Lesson Learned: Rebounding, though a necessary part of all break-up recoveries does not need to be rushed and the minute anything weird comes out of the person’s mouth, run.
After Chad there was *Will. We went to a movie then out for beer. I don’t know what got into him but out of nowhere, he took a swallow, could handle no more and then spit it up all over me. It was a pale ale explosion! Then he just stared at me. I stared back. Finally, I asked, “Are you going to help me clean this up?” All he could do was shake his head in shame. As I was walking out he finally found the courage to say, “Aren’t you going to pay for your beer?”
Lesson Learned: Find more financially stable people who can both keep up and keep it in.

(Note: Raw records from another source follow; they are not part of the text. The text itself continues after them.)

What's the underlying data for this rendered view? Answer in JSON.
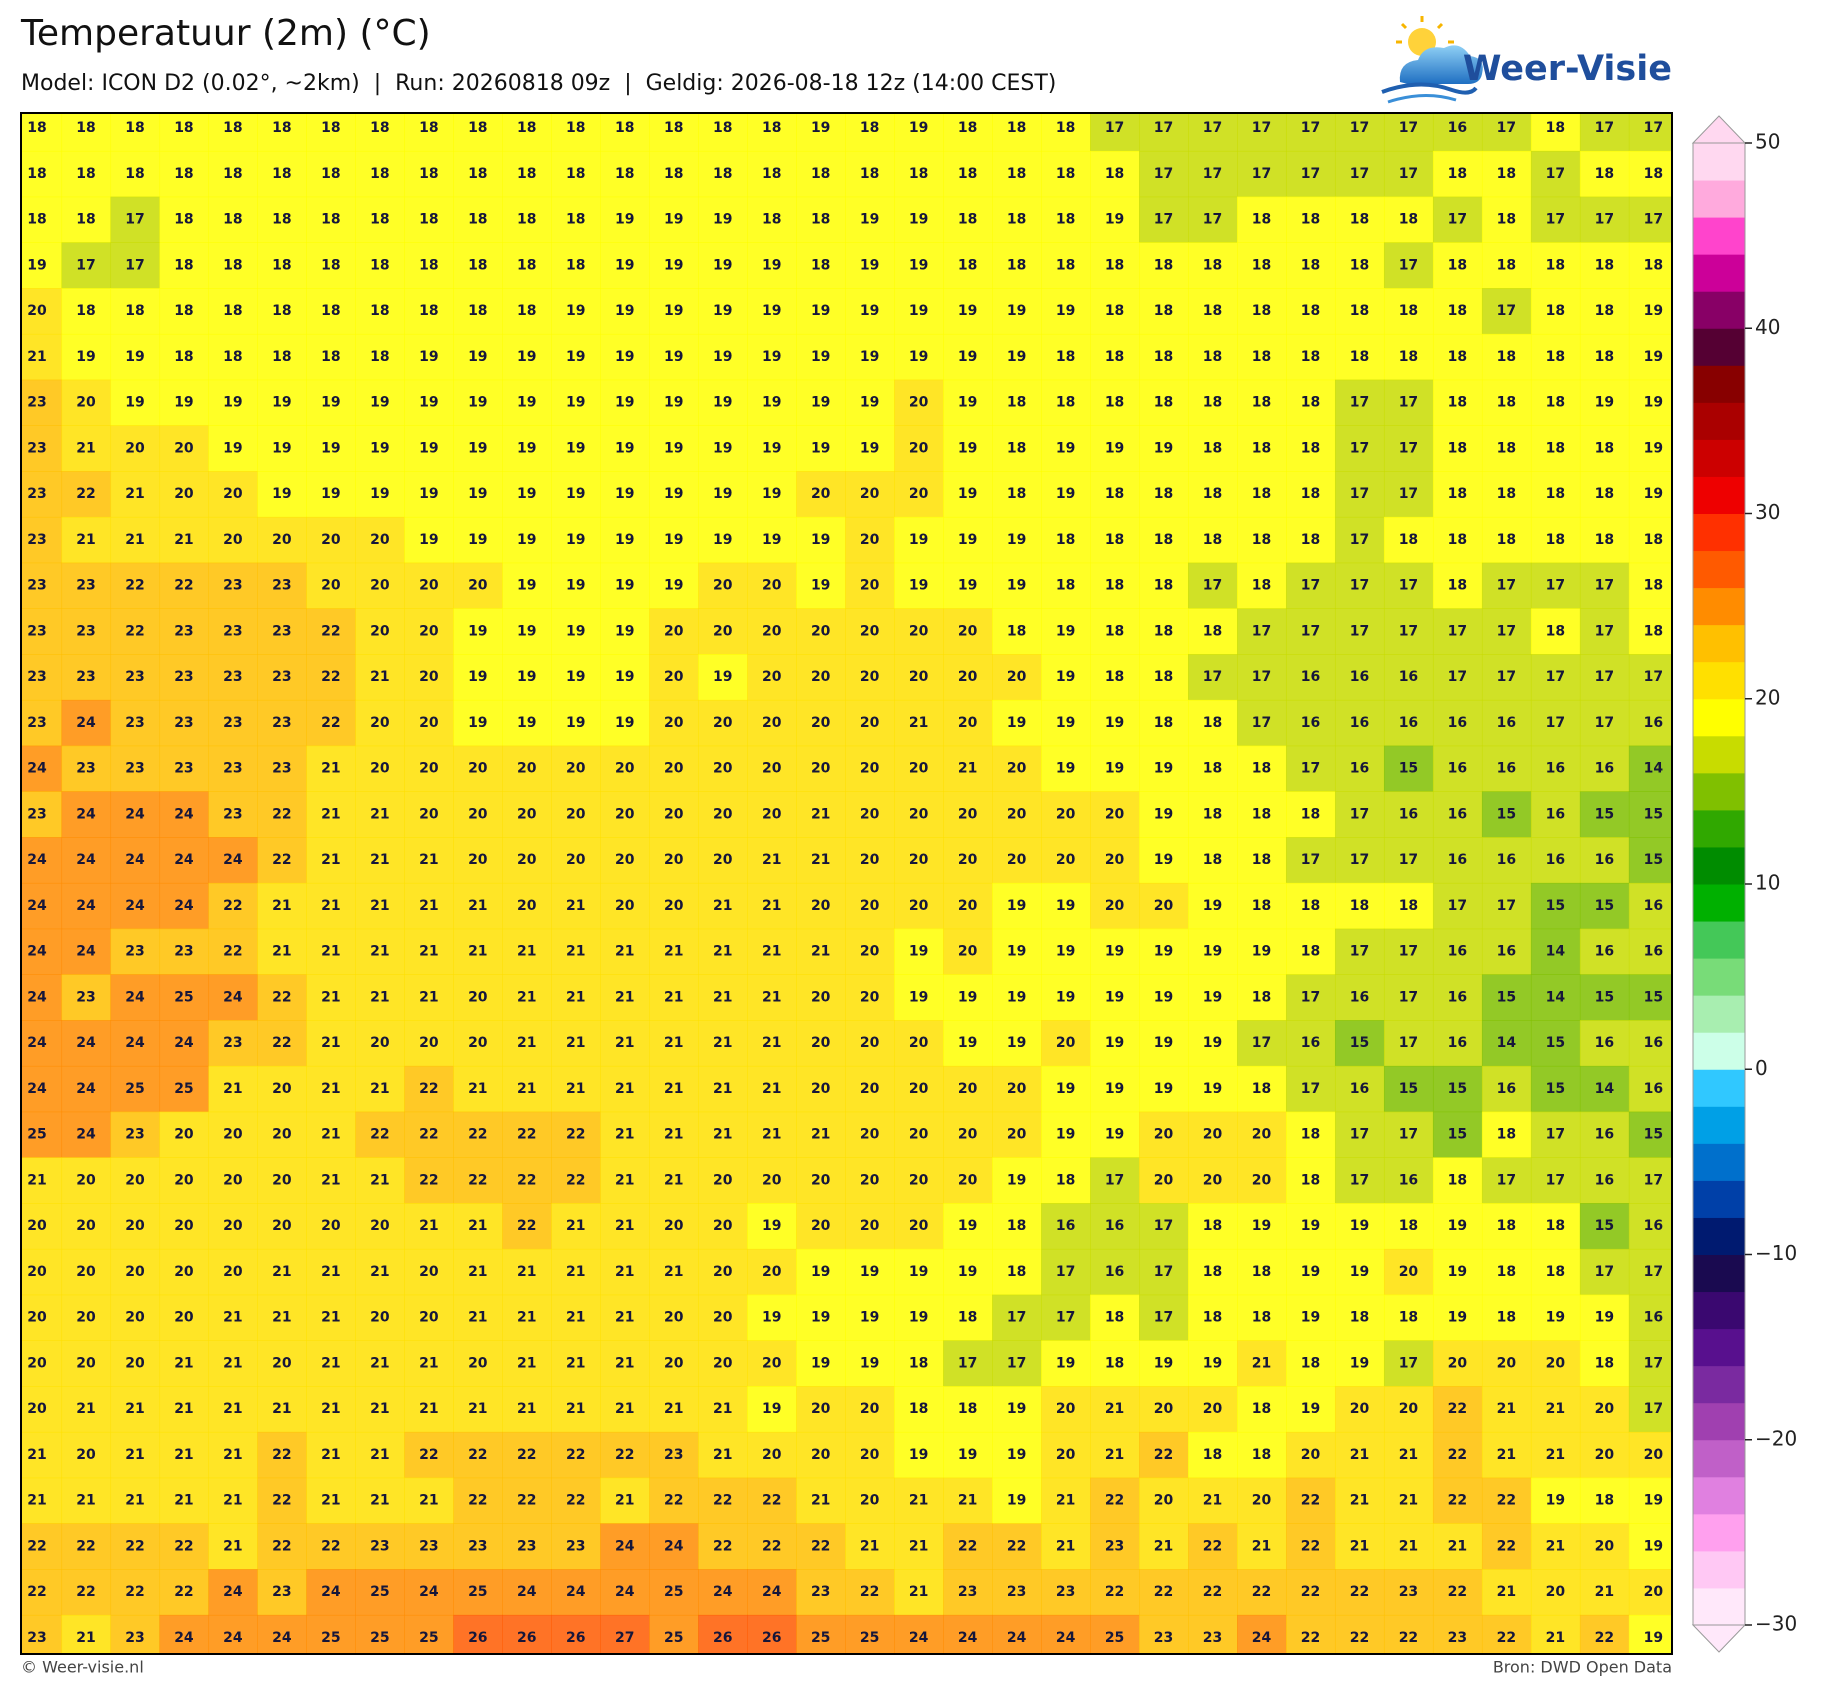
{
  "header": {
    "title": "Temperatuur (2m) (°C)",
    "subtitle": "Model: ICON D2 (0.02°, ~2km)  |  Run: 20260818 09z  |  Geldig: 2026-08-18 12z (14:00 CEST)"
  },
  "logo": {
    "text": "Weer-Visie"
  },
  "grid": {
    "rows": [
      [
        18,
        18,
        18,
        18,
        18,
        18,
        18,
        18,
        18,
        18,
        18,
        18,
        18,
        18,
        18,
        18,
        19,
        18,
        19,
        18,
        18,
        18,
        17,
        17,
        17,
        17,
        17,
        17,
        17,
        16,
        17,
        18,
        17,
        17
      ],
      [
        18,
        18,
        18,
        18,
        18,
        18,
        18,
        18,
        18,
        18,
        18,
        18,
        18,
        18,
        18,
        18,
        18,
        18,
        18,
        18,
        18,
        18,
        18,
        17,
        17,
        17,
        17,
        17,
        17,
        18,
        18,
        17,
        18,
        18
      ],
      [
        18,
        18,
        17,
        18,
        18,
        18,
        18,
        18,
        18,
        18,
        18,
        18,
        19,
        19,
        19,
        18,
        18,
        19,
        19,
        18,
        18,
        18,
        19,
        17,
        17,
        18,
        18,
        18,
        18,
        17,
        18,
        17,
        17,
        17
      ],
      [
        19,
        17,
        17,
        18,
        18,
        18,
        18,
        18,
        18,
        18,
        18,
        18,
        19,
        19,
        19,
        19,
        18,
        19,
        19,
        18,
        18,
        18,
        18,
        18,
        18,
        18,
        18,
        18,
        17,
        18,
        18,
        18,
        18,
        18
      ],
      [
        20,
        18,
        18,
        18,
        18,
        18,
        18,
        18,
        18,
        18,
        18,
        19,
        19,
        19,
        19,
        19,
        19,
        19,
        19,
        19,
        19,
        19,
        18,
        18,
        18,
        18,
        18,
        18,
        18,
        18,
        17,
        18,
        18,
        19
      ],
      [
        21,
        19,
        19,
        18,
        18,
        18,
        18,
        18,
        19,
        19,
        19,
        19,
        19,
        19,
        19,
        19,
        19,
        19,
        19,
        19,
        19,
        18,
        18,
        18,
        18,
        18,
        18,
        18,
        18,
        18,
        18,
        18,
        18,
        19
      ],
      [
        23,
        20,
        19,
        19,
        19,
        19,
        19,
        19,
        19,
        19,
        19,
        19,
        19,
        19,
        19,
        19,
        19,
        19,
        20,
        19,
        18,
        18,
        18,
        18,
        18,
        18,
        18,
        17,
        17,
        18,
        18,
        18,
        19,
        19
      ],
      [
        23,
        21,
        20,
        20,
        19,
        19,
        19,
        19,
        19,
        19,
        19,
        19,
        19,
        19,
        19,
        19,
        19,
        19,
        20,
        19,
        18,
        19,
        19,
        19,
        18,
        18,
        18,
        17,
        17,
        18,
        18,
        18,
        18,
        19
      ],
      [
        23,
        22,
        21,
        20,
        20,
        19,
        19,
        19,
        19,
        19,
        19,
        19,
        19,
        19,
        19,
        19,
        20,
        20,
        20,
        19,
        18,
        19,
        18,
        18,
        18,
        18,
        18,
        17,
        17,
        18,
        18,
        18,
        18,
        19
      ],
      [
        23,
        21,
        21,
        21,
        20,
        20,
        20,
        20,
        19,
        19,
        19,
        19,
        19,
        19,
        19,
        19,
        19,
        20,
        19,
        19,
        19,
        18,
        18,
        18,
        18,
        18,
        18,
        17,
        18,
        18,
        18,
        18,
        18,
        18
      ],
      [
        23,
        23,
        22,
        22,
        23,
        23,
        20,
        20,
        20,
        20,
        19,
        19,
        19,
        19,
        20,
        20,
        19,
        20,
        19,
        19,
        19,
        18,
        18,
        18,
        17,
        18,
        17,
        17,
        17,
        18,
        17,
        17,
        17,
        18
      ],
      [
        23,
        23,
        22,
        23,
        23,
        23,
        22,
        20,
        20,
        19,
        19,
        19,
        19,
        20,
        20,
        20,
        20,
        20,
        20,
        20,
        18,
        19,
        18,
        18,
        18,
        17,
        17,
        17,
        17,
        17,
        17,
        18,
        17,
        18
      ],
      [
        23,
        23,
        23,
        23,
        23,
        23,
        22,
        21,
        20,
        19,
        19,
        19,
        19,
        20,
        19,
        20,
        20,
        20,
        20,
        20,
        20,
        19,
        18,
        18,
        17,
        17,
        16,
        16,
        16,
        17,
        17,
        17,
        17,
        17
      ],
      [
        23,
        24,
        23,
        23,
        23,
        23,
        22,
        20,
        20,
        19,
        19,
        19,
        19,
        20,
        20,
        20,
        20,
        20,
        21,
        20,
        19,
        19,
        19,
        18,
        18,
        17,
        16,
        16,
        16,
        16,
        16,
        17,
        17,
        16
      ],
      [
        24,
        23,
        23,
        23,
        23,
        23,
        21,
        20,
        20,
        20,
        20,
        20,
        20,
        20,
        20,
        20,
        20,
        20,
        20,
        21,
        20,
        19,
        19,
        19,
        18,
        18,
        17,
        16,
        15,
        16,
        16,
        16,
        16,
        14
      ],
      [
        23,
        24,
        24,
        24,
        23,
        22,
        21,
        21,
        20,
        20,
        20,
        20,
        20,
        20,
        20,
        20,
        21,
        20,
        20,
        20,
        20,
        20,
        20,
        19,
        18,
        18,
        18,
        17,
        16,
        16,
        15,
        16,
        15,
        15
      ],
      [
        24,
        24,
        24,
        24,
        24,
        22,
        21,
        21,
        21,
        20,
        20,
        20,
        20,
        20,
        20,
        21,
        21,
        20,
        20,
        20,
        20,
        20,
        20,
        19,
        18,
        18,
        17,
        17,
        17,
        16,
        16,
        16,
        16,
        15
      ],
      [
        24,
        24,
        24,
        24,
        22,
        21,
        21,
        21,
        21,
        21,
        20,
        21,
        20,
        20,
        21,
        21,
        20,
        20,
        20,
        20,
        19,
        19,
        20,
        20,
        19,
        18,
        18,
        18,
        18,
        17,
        17,
        15,
        15,
        16
      ],
      [
        24,
        24,
        23,
        23,
        22,
        21,
        21,
        21,
        21,
        21,
        21,
        21,
        21,
        21,
        21,
        21,
        21,
        20,
        19,
        20,
        19,
        19,
        19,
        19,
        19,
        19,
        18,
        17,
        17,
        16,
        16,
        14,
        16,
        16
      ],
      [
        24,
        23,
        24,
        25,
        24,
        22,
        21,
        21,
        21,
        20,
        21,
        21,
        21,
        21,
        21,
        21,
        20,
        20,
        19,
        19,
        19,
        19,
        19,
        19,
        19,
        18,
        17,
        16,
        17,
        16,
        15,
        14,
        15,
        15
      ],
      [
        24,
        24,
        24,
        24,
        23,
        22,
        21,
        20,
        20,
        20,
        21,
        21,
        21,
        21,
        21,
        21,
        20,
        20,
        20,
        19,
        19,
        20,
        19,
        19,
        19,
        17,
        16,
        15,
        17,
        16,
        14,
        15,
        16,
        16
      ],
      [
        24,
        24,
        25,
        25,
        21,
        20,
        21,
        21,
        22,
        21,
        21,
        21,
        21,
        21,
        21,
        21,
        20,
        20,
        20,
        20,
        20,
        19,
        19,
        19,
        19,
        18,
        17,
        16,
        15,
        15,
        16,
        15,
        14,
        16
      ],
      [
        25,
        24,
        23,
        20,
        20,
        20,
        21,
        22,
        22,
        22,
        22,
        22,
        21,
        21,
        21,
        21,
        21,
        20,
        20,
        20,
        20,
        19,
        19,
        20,
        20,
        20,
        18,
        17,
        17,
        15,
        18,
        17,
        16,
        15
      ],
      [
        21,
        20,
        20,
        20,
        20,
        20,
        21,
        21,
        22,
        22,
        22,
        22,
        21,
        21,
        20,
        20,
        20,
        20,
        20,
        20,
        19,
        18,
        17,
        20,
        20,
        20,
        18,
        17,
        16,
        18,
        17,
        17,
        16,
        17
      ],
      [
        20,
        20,
        20,
        20,
        20,
        20,
        20,
        20,
        21,
        21,
        22,
        21,
        21,
        20,
        20,
        19,
        20,
        20,
        20,
        19,
        18,
        16,
        16,
        17,
        18,
        19,
        19,
        19,
        18,
        19,
        18,
        18,
        15,
        16
      ],
      [
        20,
        20,
        20,
        20,
        20,
        21,
        21,
        21,
        20,
        21,
        21,
        21,
        21,
        21,
        20,
        20,
        19,
        19,
        19,
        19,
        18,
        17,
        16,
        17,
        18,
        18,
        19,
        19,
        20,
        19,
        18,
        18,
        17,
        17
      ],
      [
        20,
        20,
        20,
        20,
        21,
        21,
        21,
        20,
        20,
        21,
        21,
        21,
        21,
        20,
        20,
        19,
        19,
        19,
        19,
        18,
        17,
        17,
        18,
        17,
        18,
        18,
        19,
        18,
        18,
        19,
        18,
        19,
        19,
        16
      ],
      [
        20,
        20,
        20,
        21,
        21,
        20,
        21,
        21,
        21,
        20,
        21,
        21,
        21,
        20,
        20,
        20,
        19,
        19,
        18,
        17,
        17,
        19,
        18,
        19,
        19,
        21,
        18,
        19,
        17,
        20,
        20,
        20,
        18,
        17
      ],
      [
        20,
        21,
        21,
        21,
        21,
        21,
        21,
        21,
        21,
        21,
        21,
        21,
        21,
        21,
        21,
        19,
        20,
        20,
        18,
        18,
        19,
        20,
        21,
        20,
        20,
        18,
        19,
        20,
        20,
        22,
        21,
        21,
        20,
        17
      ],
      [
        21,
        20,
        21,
        21,
        21,
        22,
        21,
        21,
        22,
        22,
        22,
        22,
        22,
        23,
        21,
        20,
        20,
        20,
        19,
        19,
        19,
        20,
        21,
        22,
        18,
        18,
        20,
        21,
        21,
        22,
        21,
        21,
        20,
        20
      ],
      [
        21,
        21,
        21,
        21,
        21,
        22,
        21,
        21,
        21,
        22,
        22,
        22,
        21,
        22,
        22,
        22,
        21,
        20,
        21,
        21,
        19,
        21,
        22,
        20,
        21,
        20,
        22,
        21,
        21,
        22,
        22,
        19,
        18,
        19
      ],
      [
        22,
        22,
        22,
        22,
        21,
        22,
        22,
        23,
        23,
        23,
        23,
        23,
        24,
        24,
        22,
        22,
        22,
        21,
        21,
        22,
        22,
        21,
        23,
        21,
        22,
        21,
        22,
        21,
        21,
        21,
        22,
        21,
        20,
        19
      ],
      [
        22,
        22,
        22,
        22,
        24,
        23,
        24,
        25,
        24,
        25,
        24,
        24,
        24,
        25,
        24,
        24,
        23,
        22,
        21,
        23,
        23,
        23,
        22,
        22,
        22,
        22,
        22,
        22,
        23,
        22,
        21,
        20,
        21,
        20
      ],
      [
        23,
        21,
        23,
        24,
        24,
        24,
        25,
        25,
        25,
        26,
        26,
        26,
        27,
        25,
        26,
        26,
        25,
        25,
        24,
        24,
        24,
        24,
        25,
        23,
        23,
        24,
        22,
        22,
        22,
        23,
        22,
        21,
        22,
        19
      ]
    ]
  },
  "colorbar": {
    "lim": [
      -30,
      50
    ],
    "ticks": [
      {
        "value": -30,
        "label": "−30"
      },
      {
        "value": -20,
        "label": "−20"
      },
      {
        "value": -10,
        "label": "−10"
      },
      0,
      10,
      20,
      30,
      40,
      50
    ],
    "colors": [
      "#ffe8fa",
      "#ffc8f4",
      "#ffa0ee",
      "#e080e0",
      "#c060c8",
      "#a040b0",
      "#7a2aa0",
      "#58108e",
      "#3a0870",
      "#1a0a50",
      "#001a70",
      "#0040a8",
      "#0070cc",
      "#00a0e6",
      "#30c8ff",
      "#ccffe8",
      "#a8eeb0",
      "#78dc78",
      "#44c858",
      "#00b000",
      "#008c00",
      "#30a800",
      "#80c000",
      "#c8dc00",
      "#ffff00",
      "#ffe000",
      "#ffc000",
      "#ff8c00",
      "#ff5a00",
      "#ff3000",
      "#ee0000",
      "#cc0000",
      "#aa0000",
      "#880000",
      "#550033",
      "#880066",
      "#cc0099",
      "#ff44cc",
      "#ffaadd",
      "#ffd8f0"
    ]
  },
  "footer": {
    "left": "© Weer-visie.nl",
    "right": "Bron: DWD Open Data"
  }
}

Finally, there was*Bill. This guy was “sex-positive,” though his definition was quite different from my own. Mine is more about open-minded empowered, self-expression and pleasure. His was more about having sex with as many people as possible. Sure, sure, that’s a lot of people’s desire, but most people don’t keep every experience tracked in separate “sex” folders on their phone (and has the nerve to show them to strangers).
Lesson Learned: Be very clear about beliefs, desires, and consent beforehand.
When I first joined online dating I really wanted the ability to “review” my dates like one would review a restaurant or movie. But then I thought a little more about it and realized that even if someone wasn’t “on their game” with me it didn’t mean they wouldn’t really connect with someone else. Just because I don’t like football, or baby-talk or beer spewed all over me doesn’t mean everyone else has the same opinion. That’s the beauty of dating: learning about what works and what doesn’t. Every time I’ve met someone new, I’ve learned a little bit more about the good, the bad and the ugly, and the magic of both the dating world and myself.
*All names have been changed to protect these bad daters’ identities.